The definition of urban climate finance that we use for this work is:

Resources directed to activities limiting city-induced GHG emissions or aiming to address climate related risks faced by cities, contributing to urban low carbon development or resilience.

Within the specific urban climate adaptation context, this definition covers activities that aim to maintain or increase the resilience of cities and urban communities, in response to climate-related risks affecting the city directly.

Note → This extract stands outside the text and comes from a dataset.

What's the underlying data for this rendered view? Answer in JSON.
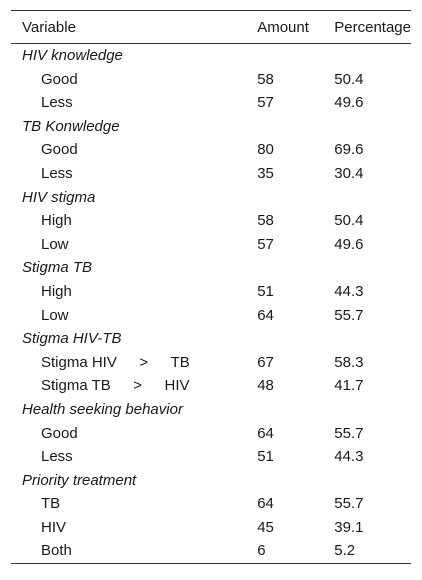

The report is structured as follows:

  • Section 1 on adaptation finance needs and approaches in cities outlines the context for this work, describes the key challenges associated with increasing finance towards urban adaptation activities, and provides a categorization of urban adaptation finance in practice with case studies to illustrate the financial instruments available.
  • Section 2 on existing and new approaches to urban adaptation finance tracking introduces the methodological approach applied, discusses the data sources, and outlines key findings from each of those sources. The three data sources assessed for this work are: CPI’s Global Landscape of Climate Finance, World Bank Private Participation in Infrastructure, and CDP Cities.
  • Section 3 summarizes key findings from the report and presents conclusions and next steps to improve both the tracking of urban adaptation finance and to increase finance to urban adaptation activities.